I know I saw a picture a while back of a Kahr P9 or PM9 in a IWB holster. The holster really peaked my interest, but I have searched, and have not been able to find it since. The holster was a leather IWB with a belt clip, and also carried a "piggyback" extra mag, sorta like the one pictured. If anyone could tell me where I might find it again, or otherwise lead me in the right direction, I would really appreciate it


----------



## jlentz (Apr 4, 2009)

Scroll to the bottom of this page: http://www.highdesertleather.com/id63.html This looks to be a good one, and I recommend the maker. I'm sure he will work with you on the clips.


----------



## YFZsandrider (Feb 28, 2009)

jlentz said:


> Scroll to the bottom of this page: http://www.highdesertleather.com/id63.html This looks to be a good one, and I recommend the maker. I'm sure he will work with you on the clips.


The one that I saw was IWB, though. thanks


----------



## lechwe (Dec 14, 2008)

The holster you have pictured is a DeSantis and they make that particular holster for the Kahrs.

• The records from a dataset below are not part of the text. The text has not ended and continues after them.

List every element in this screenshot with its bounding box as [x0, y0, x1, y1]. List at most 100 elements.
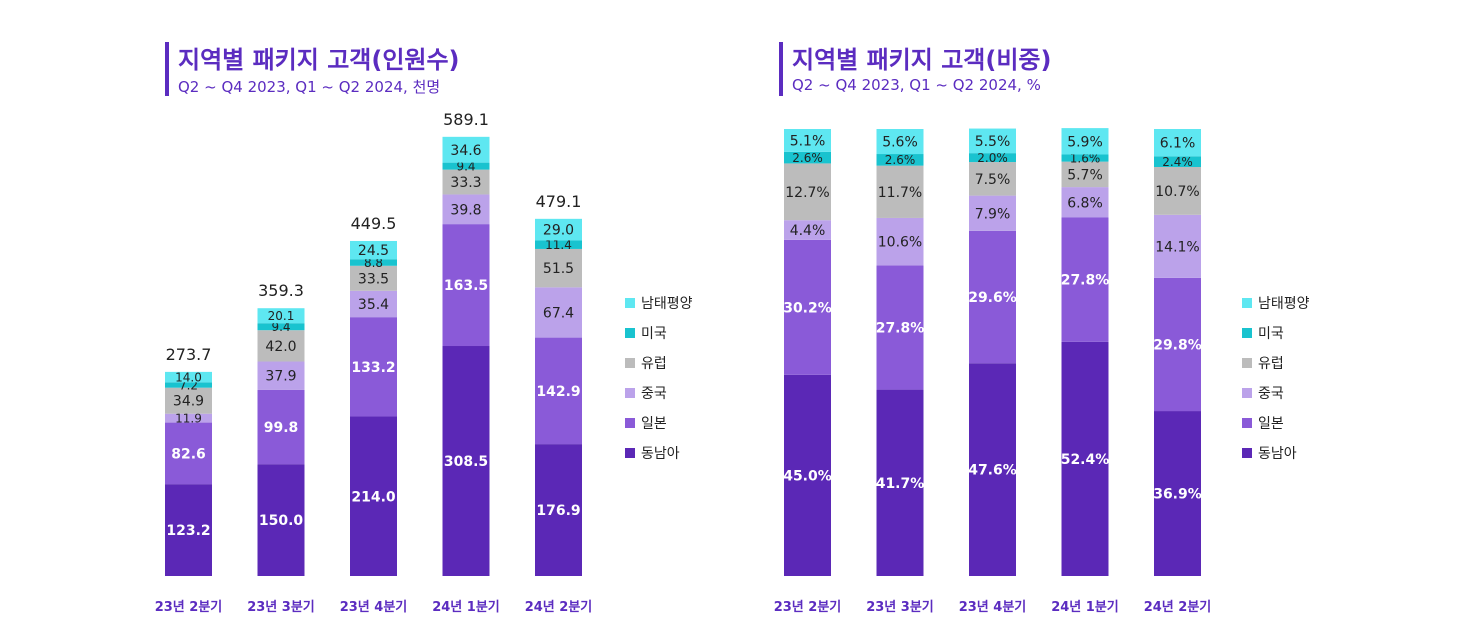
data-label: 99.8: [264, 420, 299, 436]
bar-segment: [1061, 341, 1109, 576]
chart-title: 지역별 패키지 고객(인원수): [178, 46, 460, 74]
bar-segment: [876, 389, 924, 576]
bar-segment: [442, 162, 490, 170]
x-tick-label: 24년 2분기: [1144, 600, 1212, 615]
data-label: 214.0: [351, 489, 396, 505]
bar-segment: [257, 361, 305, 390]
bar-segment: [969, 230, 1016, 364]
bar-segment: [442, 194, 490, 225]
data-label: 176.9: [536, 503, 580, 519]
bar-segment: [876, 265, 924, 390]
x-tick-label: 23년 4분기: [340, 600, 408, 615]
bar-segment: [1154, 277, 1201, 412]
bar-segment: [257, 464, 305, 576]
data-label: 6.1%: [1160, 136, 1196, 152]
legend-label: 동남아: [641, 446, 680, 462]
data-label: 142.9: [536, 384, 580, 400]
data-label: 150.0: [259, 513, 304, 529]
legend-item-miguk: 미국: [1242, 318, 1310, 348]
data-label: 9.4: [271, 320, 290, 334]
legend-label: 남태평양: [641, 296, 693, 312]
data-label: 5.7%: [1067, 167, 1103, 183]
data-label: 133.2: [351, 360, 395, 376]
legend-label: 일본: [1258, 416, 1284, 432]
bar-segment: [350, 265, 397, 291]
bar-segment: [257, 330, 305, 362]
legend: 남태평양 미국 유럽 중국 일본 동남아: [1242, 288, 1310, 468]
legend-item-yureop: 유럽: [625, 348, 693, 378]
legend-item-namtaepyeongyang: 남태평양: [1242, 288, 1310, 318]
bar-segment: [165, 382, 212, 388]
bar-segment: [165, 371, 212, 383]
legend-swatch: [625, 298, 635, 308]
data-label: 33.3: [450, 175, 481, 191]
legend-swatch: [625, 418, 635, 428]
legend-swatch: [625, 328, 635, 338]
data-label: 41.7%: [876, 476, 925, 492]
data-label: 4.4%: [790, 223, 826, 239]
bar-segment: [165, 422, 212, 485]
bar-segment: [1061, 161, 1109, 188]
total-label: 449.5: [351, 214, 397, 233]
bar-segment: [350, 317, 397, 417]
bar-segment: [165, 387, 212, 414]
legend-swatch: [1242, 388, 1252, 398]
legend-item-dongnama: 동남아: [625, 438, 693, 468]
data-label: 5.9%: [1067, 134, 1103, 150]
bar-segment: [535, 337, 582, 445]
bar-segment: [535, 248, 582, 288]
data-label: 6.8%: [1067, 195, 1103, 211]
bar-segment: [535, 287, 582, 338]
data-label: 39.8: [450, 202, 481, 218]
data-label: 29.6%: [968, 290, 1017, 306]
legend-label: 미국: [641, 326, 667, 342]
bar-segment: [784, 163, 831, 221]
legend-swatch: [625, 358, 635, 368]
data-label: 20.1: [268, 309, 295, 323]
chart-title: 지역별 패키지 고객(비중): [792, 46, 1052, 74]
legend-swatch: [1242, 358, 1252, 368]
data-label: 36.9%: [1153, 487, 1202, 503]
bar-segment: [876, 165, 924, 218]
bar-segment: [1154, 214, 1201, 278]
data-label: 8.8: [364, 256, 383, 270]
bar-segment: [784, 239, 831, 375]
data-label: 2.0%: [977, 151, 1008, 165]
legend-swatch: [1242, 418, 1252, 428]
total-label: 479.1: [536, 192, 582, 211]
legend-swatch: [625, 388, 635, 398]
bar-segment: [165, 484, 212, 576]
legend-item-yureop: 유럽: [1242, 348, 1310, 378]
data-label: 7.9%: [975, 206, 1011, 222]
data-label: 5.5%: [975, 134, 1011, 150]
bar-segment: [442, 169, 490, 195]
data-label: 5.1%: [790, 133, 826, 149]
data-label: 10.7%: [1155, 184, 1199, 200]
bar-segment: [876, 154, 924, 166]
legend-label: 일본: [641, 416, 667, 432]
bar-segment: [350, 416, 397, 576]
bar-segment: [442, 136, 490, 163]
data-label: 123.2: [166, 523, 210, 539]
bar-segment: [876, 129, 924, 155]
bar-segment: [442, 224, 490, 347]
x-tick-label: 24년 2분기: [525, 600, 593, 615]
legend-swatch: [625, 448, 635, 458]
data-label: 29.0: [543, 223, 574, 239]
right-panel: 지역별 패키지 고객(비중) Q2 ~ Q4 2023, Q1 ~ Q2 202…: [729, 0, 1458, 641]
legend-label: 중국: [1258, 386, 1284, 402]
bar-segment: [350, 240, 397, 260]
bar-segment: [1154, 411, 1201, 576]
bar-segment: [1061, 217, 1109, 342]
data-label: 2.6%: [885, 153, 916, 167]
data-label: 9.4: [456, 159, 475, 173]
data-label: 51.5: [543, 261, 574, 277]
legend-label: 중국: [641, 386, 667, 402]
x-tick-label: 23년 3분기: [866, 600, 934, 615]
data-label: 82.6: [171, 446, 206, 462]
legend: 남태평양 미국 유럽 중국 일본 동남아: [625, 288, 693, 468]
legend-item-namtaepyeongyang: 남태평양: [625, 288, 693, 318]
bar-segment: [535, 444, 582, 576]
data-label: 37.9: [265, 369, 296, 385]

I just ordered on in fact. I would check some other places as I found that holster cheaper but can't remember the place right now.

Good luck


----------



## YFZsandrider (Feb 28, 2009)

Its not leather, which is what I'm going for. I saw a particular holster on this site a couple months ago, and i'm just hoping this thread will alert the poster, and they will chime in with where I can pick one up.


----------



## lechwe (Dec 14, 2008)

I ordered mine for LA police gear. Best price I could find. It is nylon.

Good luck


----------



## nukehayes (Sep 22, 2006)

probably a galco I think its either their summer comfort or walkabout, i think the latter. I have a stow'n'go that I love. great holster


----------